[openal] [MATH] - A few questions about how I can rotate the listener?

[Chris Robinson]

On Fri, 26 Mar 2021 20:50:41 +0000
WSean <s.tolstoyevski at gmail.com> wrote:

> If we think I am a player now, I will turn left with the mouse. So I 
> want the source to be in front of me after I return to left. And a 
> little above.
> The sound should come from above because the Z-axis is positive
> (2.231).
> 
> I don't understand how I can turn the listener.
> 
> In the first case, I want to get the sound on my left in front of me.
> 
> What is the mathematical formula here?

The listener can be turned by using the listener's AL_ORIENTATION
property. It's 6 floats, representing 2 direction vectors, typically
called the 'at' and 'up' vectors. By default, it's:

float orientation[6] = {
    0.0f,  0.0f, -1.0f, // 'at'
    0.0f,  1.0f,  0.0f, // 'up'
};
alListenerfv(AL_ORIENTATION, orientation);

This means the front of the listener is facing forward (along -Z), and
the top of the listener is pointing upward (along +Y). To make the
listener face directly left, the at vector would be changed to indicate
left (along -X):

float orientation[6] = {
   -1.0f,  0.0f,  0.0f, // 'at'
    0.0f,  1.0f,  0.0f, // 'up'
};

Now the front of the listener is pointing left (along -X), so any sounds
to the left of the listener's position is heard as being in front, and
the top of the listener remains pointing upward.

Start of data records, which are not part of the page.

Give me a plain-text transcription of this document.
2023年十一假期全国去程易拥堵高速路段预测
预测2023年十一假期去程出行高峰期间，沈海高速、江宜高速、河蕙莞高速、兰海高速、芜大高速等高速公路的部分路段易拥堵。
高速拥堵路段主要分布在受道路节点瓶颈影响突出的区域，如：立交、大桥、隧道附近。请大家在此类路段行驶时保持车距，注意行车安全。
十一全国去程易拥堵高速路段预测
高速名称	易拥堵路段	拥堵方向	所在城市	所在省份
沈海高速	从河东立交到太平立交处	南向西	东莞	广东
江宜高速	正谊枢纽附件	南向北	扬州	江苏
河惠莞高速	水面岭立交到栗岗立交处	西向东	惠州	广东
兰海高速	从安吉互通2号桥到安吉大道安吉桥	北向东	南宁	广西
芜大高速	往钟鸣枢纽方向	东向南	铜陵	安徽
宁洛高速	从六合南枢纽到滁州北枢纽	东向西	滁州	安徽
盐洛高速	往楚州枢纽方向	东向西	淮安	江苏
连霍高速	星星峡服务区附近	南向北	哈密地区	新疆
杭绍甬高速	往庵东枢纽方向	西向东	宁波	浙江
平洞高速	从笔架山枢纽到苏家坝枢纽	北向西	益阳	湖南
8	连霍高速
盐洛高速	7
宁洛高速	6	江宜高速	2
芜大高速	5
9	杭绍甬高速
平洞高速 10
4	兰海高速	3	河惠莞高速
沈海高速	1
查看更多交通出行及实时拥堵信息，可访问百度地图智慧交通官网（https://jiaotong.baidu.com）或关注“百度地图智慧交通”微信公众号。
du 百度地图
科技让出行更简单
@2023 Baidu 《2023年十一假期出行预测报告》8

When you're just turning left and right, the orientation can be
calculated by the sine and cosine of the facing angle:

float orientation[6] = {
   sin(angle), 0.0f, -cos(angle), // 'at'
         0.0f, 1.0f,        0.0f, // 'up'
};

where an angle of 0 is facing forward (along -Z), positive values turn
right/clockwise, and negative values turn left/counter-clockwise.

> * * *
> This was about the x and y axis.
> 
> Another question:
> 
> There is a helicopter in the sky. It's flying.
> For example the z value is 15 .
> Normally I look straight ahead. The sound  must come from above.
> But I want to raise my head and return to the helicopter. It's like a 
> player who wants to take Helicopter into aim.
> I don't really understand this vector.

This gets a fair bit more complicated to explain, and I'm not sure I
can do a good job. Normally an application would internally track what
the facing orientation is for the player, camera, and/or listener, be
it a 3x3 rotation matrix, or a quaternion, or yaw, pitch, and roll
angles. You can use that to transform the default 'at' and 'up' vectors
to get the orientation vectors for the OpenAL listener.

If you don't have that, then you'll need to do something else. For the
'at' vector, the calculation for facing a specific object is simple,
just normalize the position of the thing to look at from the listener
position:

float atvector[3] = {
    source_pos[0] - listener_pos[0],
    source_pos[1] - listener_pos[1],
    source_pos[2] - listener_pos[2]
};
normalize(atvector);

float orientation[6] = {
   atvector[0], atvector[1], atvector[2], // 'at'
   ...
};

The 'up' vector is not so simple; it needs to be at a 90-degree angle
from the 'at' vector, and it dictates the relative up/down/left/right
directions. Presuming the listener will always be up-right (not tilted
to the side, or upside-down), the "simple" way I've seen it handled is
to take the cross-product of the desired 'at' vector and the original up
vector (i.e. 0,1,0) to generate a scaled 'side' vector, then normalize
the side vector and recalculate a new up vector by taking the
cross-product of the side vector and the 'at' vector:

float atvector[3] = {
    source_pos[0] - listener_pos[0],
    source_pos[1] - listener_pos[1],
    source_pos[2] - listener_pos[2]
};
normalize(atvector);
float upvector[3] = { 0.0f, 1.0f, 0.0f };

// side = at x up
float side[3];
cross_product(side, atvector, upvector);
normalize(side);

// up = side x at
cross_product(upvector, side, atvector);

float orientation[6] = {
   atvector[0], atvector[1], atvector[2], // 'at'
   upvector[0], upvector[1], upvector[2], // 'up'
};

But beware: this won't work if you look straight up or down. If it gets
too close to being straight up or down, calculating the side vector
using the cross-product can be unstable or fail, and you'll need to do
something else for the up or side vector.

I hope this is somewhat helpful, or at least understandable. If
something's still not clear or if you have other questions, feel free
to ask.